P1. Logistic differential equation:

dx/dt = 5x - 0.1(x^2)

a) Describe dynamics as t goes to infinity?

b) Write the finite difference approximation to the equation used in the Euler method?

c) For what step size values does the diff. approximation approach a fixed point as n goes to infinity? What is the fixed point?

d) For what step size values does the diff. approximation exhibit oscillations as n goes to infinity?

tyvm

Quote:

Originally Posted by CaptainBlack
Now let x(t)=50+epsilon, then

x(t+h) = (50 + epsilon) + h[5*(50 + epsilon) - 0.1*(50 + epsilon)^2]

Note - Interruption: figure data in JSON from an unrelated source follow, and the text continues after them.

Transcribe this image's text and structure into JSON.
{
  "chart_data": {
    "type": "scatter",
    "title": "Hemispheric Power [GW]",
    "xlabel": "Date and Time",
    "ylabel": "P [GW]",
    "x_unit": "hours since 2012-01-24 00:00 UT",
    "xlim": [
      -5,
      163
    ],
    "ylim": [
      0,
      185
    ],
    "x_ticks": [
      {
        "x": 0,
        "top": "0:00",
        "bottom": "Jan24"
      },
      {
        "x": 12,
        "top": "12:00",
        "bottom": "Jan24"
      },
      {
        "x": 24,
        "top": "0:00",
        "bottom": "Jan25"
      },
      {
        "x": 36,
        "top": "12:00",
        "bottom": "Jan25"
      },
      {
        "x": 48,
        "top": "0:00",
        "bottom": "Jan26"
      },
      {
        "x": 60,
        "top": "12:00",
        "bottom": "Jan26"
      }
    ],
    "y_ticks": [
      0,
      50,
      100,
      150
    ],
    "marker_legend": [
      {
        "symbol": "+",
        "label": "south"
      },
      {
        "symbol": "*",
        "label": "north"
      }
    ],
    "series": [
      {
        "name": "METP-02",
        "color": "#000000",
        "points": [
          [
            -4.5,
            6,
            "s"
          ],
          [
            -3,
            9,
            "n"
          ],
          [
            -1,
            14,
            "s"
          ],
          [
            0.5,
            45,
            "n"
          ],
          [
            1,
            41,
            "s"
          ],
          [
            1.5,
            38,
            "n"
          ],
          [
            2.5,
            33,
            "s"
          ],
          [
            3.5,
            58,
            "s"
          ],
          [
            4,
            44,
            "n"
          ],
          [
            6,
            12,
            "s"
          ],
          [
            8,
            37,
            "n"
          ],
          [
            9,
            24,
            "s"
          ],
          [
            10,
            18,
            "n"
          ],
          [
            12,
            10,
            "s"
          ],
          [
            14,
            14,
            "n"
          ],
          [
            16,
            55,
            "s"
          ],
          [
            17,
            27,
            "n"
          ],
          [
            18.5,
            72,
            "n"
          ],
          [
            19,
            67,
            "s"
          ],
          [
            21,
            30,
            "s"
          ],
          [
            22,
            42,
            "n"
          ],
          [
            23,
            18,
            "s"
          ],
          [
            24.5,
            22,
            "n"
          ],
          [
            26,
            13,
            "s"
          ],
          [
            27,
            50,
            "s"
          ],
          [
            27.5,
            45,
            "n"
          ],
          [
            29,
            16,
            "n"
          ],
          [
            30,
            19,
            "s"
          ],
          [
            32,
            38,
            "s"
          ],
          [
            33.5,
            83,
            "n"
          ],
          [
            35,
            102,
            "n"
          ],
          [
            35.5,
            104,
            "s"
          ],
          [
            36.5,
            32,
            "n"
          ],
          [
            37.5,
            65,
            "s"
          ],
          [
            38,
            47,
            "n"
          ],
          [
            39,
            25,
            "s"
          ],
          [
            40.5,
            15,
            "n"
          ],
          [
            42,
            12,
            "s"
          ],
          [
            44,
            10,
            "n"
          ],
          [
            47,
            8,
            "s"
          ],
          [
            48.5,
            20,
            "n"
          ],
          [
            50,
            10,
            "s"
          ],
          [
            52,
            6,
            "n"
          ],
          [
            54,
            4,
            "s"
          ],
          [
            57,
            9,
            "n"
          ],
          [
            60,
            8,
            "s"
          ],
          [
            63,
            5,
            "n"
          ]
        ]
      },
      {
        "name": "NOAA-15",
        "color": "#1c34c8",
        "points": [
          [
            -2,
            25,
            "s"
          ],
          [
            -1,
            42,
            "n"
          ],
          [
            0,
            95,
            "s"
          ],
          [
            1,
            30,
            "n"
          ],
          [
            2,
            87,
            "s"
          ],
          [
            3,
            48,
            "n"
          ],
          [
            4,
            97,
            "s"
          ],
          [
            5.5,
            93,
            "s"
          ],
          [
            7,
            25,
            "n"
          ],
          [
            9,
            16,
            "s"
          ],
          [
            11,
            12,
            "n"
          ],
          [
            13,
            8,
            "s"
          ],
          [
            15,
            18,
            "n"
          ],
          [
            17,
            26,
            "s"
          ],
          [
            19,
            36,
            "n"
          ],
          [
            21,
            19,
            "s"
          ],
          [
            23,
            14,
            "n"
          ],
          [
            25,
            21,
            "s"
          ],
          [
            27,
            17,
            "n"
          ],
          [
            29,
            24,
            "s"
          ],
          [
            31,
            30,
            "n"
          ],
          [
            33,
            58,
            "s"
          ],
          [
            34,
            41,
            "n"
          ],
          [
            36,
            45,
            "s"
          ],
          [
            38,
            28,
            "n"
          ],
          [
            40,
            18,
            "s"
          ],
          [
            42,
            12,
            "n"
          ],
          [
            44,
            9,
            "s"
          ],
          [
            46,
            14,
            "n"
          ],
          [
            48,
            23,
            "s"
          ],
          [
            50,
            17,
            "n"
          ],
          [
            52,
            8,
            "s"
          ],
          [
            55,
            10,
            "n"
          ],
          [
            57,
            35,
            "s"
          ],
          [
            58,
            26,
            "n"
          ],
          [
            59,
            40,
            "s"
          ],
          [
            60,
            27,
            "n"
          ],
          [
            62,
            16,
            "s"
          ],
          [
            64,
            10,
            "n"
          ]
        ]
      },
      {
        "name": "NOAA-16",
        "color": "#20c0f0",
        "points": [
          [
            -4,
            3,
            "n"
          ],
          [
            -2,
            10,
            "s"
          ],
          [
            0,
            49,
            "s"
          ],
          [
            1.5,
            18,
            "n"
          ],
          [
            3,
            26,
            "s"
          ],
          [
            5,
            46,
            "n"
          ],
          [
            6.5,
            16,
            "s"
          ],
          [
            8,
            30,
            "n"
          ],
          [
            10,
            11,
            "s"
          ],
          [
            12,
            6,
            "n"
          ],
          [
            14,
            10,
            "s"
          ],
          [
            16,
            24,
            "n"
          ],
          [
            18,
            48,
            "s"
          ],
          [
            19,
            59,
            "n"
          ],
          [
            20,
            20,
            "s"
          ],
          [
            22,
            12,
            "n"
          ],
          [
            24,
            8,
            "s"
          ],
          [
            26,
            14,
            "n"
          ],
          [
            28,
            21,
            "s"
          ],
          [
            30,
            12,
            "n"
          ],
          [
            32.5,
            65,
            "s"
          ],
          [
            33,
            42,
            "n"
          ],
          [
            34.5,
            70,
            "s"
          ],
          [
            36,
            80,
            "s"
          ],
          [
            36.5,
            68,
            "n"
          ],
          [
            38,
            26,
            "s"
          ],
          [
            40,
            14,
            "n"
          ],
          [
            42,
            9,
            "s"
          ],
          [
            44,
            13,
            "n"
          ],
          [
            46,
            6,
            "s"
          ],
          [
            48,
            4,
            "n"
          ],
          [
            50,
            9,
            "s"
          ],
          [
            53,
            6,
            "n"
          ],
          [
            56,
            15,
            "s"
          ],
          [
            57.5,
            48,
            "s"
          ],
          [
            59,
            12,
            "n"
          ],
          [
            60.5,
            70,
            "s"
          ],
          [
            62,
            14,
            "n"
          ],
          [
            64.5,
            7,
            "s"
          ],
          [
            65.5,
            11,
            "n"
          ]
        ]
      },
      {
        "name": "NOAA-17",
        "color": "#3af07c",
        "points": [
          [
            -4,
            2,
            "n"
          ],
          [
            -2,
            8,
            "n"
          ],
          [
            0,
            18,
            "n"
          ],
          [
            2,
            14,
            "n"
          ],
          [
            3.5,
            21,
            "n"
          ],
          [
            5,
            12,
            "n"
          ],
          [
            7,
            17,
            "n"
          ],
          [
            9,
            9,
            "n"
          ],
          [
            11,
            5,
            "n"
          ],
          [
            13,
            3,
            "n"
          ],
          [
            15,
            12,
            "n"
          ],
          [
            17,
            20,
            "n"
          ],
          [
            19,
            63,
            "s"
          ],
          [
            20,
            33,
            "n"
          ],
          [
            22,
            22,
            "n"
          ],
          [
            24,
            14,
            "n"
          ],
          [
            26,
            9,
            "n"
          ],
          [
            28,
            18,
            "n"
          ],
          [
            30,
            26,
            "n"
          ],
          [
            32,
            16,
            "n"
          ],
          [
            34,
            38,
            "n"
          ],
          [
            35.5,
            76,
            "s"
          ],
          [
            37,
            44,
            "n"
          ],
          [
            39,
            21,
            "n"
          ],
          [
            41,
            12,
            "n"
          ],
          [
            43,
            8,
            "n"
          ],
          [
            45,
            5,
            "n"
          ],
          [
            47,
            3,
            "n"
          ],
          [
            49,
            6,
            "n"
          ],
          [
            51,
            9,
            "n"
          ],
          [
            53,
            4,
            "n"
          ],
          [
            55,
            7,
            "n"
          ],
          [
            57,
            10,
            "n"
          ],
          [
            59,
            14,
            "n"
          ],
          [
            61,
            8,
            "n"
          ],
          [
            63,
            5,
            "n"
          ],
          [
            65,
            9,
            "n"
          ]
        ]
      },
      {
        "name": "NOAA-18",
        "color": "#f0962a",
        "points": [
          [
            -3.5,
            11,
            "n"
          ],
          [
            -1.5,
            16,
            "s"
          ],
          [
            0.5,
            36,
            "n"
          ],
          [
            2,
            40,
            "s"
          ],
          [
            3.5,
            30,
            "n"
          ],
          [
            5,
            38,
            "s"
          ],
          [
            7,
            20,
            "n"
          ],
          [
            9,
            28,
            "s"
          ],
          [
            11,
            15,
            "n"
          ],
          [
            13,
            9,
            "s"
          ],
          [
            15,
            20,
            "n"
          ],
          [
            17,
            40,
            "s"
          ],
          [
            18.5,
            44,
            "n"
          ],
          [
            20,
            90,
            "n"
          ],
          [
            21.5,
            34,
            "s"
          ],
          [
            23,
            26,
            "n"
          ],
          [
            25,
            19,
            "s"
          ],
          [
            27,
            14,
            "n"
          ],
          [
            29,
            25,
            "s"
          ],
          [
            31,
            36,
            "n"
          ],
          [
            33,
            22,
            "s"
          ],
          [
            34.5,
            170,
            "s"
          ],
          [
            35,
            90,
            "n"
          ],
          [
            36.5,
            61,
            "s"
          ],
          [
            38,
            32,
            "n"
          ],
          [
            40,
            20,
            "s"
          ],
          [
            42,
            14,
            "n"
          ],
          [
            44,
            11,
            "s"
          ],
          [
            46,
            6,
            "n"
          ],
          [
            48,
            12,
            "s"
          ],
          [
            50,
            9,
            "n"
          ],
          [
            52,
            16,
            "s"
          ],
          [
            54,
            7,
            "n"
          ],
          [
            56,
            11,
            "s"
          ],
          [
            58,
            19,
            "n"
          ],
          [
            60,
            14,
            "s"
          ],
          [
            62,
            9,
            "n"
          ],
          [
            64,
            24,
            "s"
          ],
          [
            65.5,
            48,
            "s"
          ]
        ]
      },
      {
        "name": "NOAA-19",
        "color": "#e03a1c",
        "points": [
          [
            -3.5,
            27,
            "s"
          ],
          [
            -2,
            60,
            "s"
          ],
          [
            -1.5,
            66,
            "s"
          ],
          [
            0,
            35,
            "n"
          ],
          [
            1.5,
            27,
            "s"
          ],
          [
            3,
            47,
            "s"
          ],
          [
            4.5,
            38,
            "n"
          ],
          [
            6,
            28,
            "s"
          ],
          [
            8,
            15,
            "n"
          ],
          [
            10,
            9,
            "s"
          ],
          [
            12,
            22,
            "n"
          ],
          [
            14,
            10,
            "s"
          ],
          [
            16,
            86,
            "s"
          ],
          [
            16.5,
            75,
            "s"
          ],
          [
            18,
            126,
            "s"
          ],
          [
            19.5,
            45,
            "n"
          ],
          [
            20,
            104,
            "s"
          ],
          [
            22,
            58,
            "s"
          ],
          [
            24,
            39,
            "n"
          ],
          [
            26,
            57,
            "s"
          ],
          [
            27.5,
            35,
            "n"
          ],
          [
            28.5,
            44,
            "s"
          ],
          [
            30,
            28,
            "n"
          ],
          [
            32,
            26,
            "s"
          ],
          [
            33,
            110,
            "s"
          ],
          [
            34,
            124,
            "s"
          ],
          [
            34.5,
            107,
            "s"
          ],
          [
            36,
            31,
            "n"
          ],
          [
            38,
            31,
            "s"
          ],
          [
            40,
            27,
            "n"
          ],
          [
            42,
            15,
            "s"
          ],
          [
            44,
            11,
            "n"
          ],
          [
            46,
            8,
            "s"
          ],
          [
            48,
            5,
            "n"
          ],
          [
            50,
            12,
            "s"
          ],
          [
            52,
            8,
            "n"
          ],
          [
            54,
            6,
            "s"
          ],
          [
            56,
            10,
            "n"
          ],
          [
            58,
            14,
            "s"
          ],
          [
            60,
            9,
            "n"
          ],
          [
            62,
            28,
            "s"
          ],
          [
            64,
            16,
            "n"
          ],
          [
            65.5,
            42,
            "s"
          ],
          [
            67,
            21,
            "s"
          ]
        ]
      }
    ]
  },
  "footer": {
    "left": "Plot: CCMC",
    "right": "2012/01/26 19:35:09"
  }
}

................ = [- epsilon*h*(epsilon + 50)/10] + epsilon + 50

................ ~= epsilon*(1-5 h) +50.

so this goes to 50 if |1-5h|<1, or h<0.4 (assuming h>0).

RonL

With x=50+epsilon with epsilon small we have:

x(t+h) ~= epsilon*(1-5 h) +50.

So x(t+h) ~= 50 - epsilon, when h=0.4, so the solution is oscillitary.

For larger h the sequence of x's alternates in sign but grown is magintute.

(note correction to the last line of the previous post)

RonL
• May 8th 2007, 10:33 PM
So that's not the answer to 1d then? You're just correcting your 1c?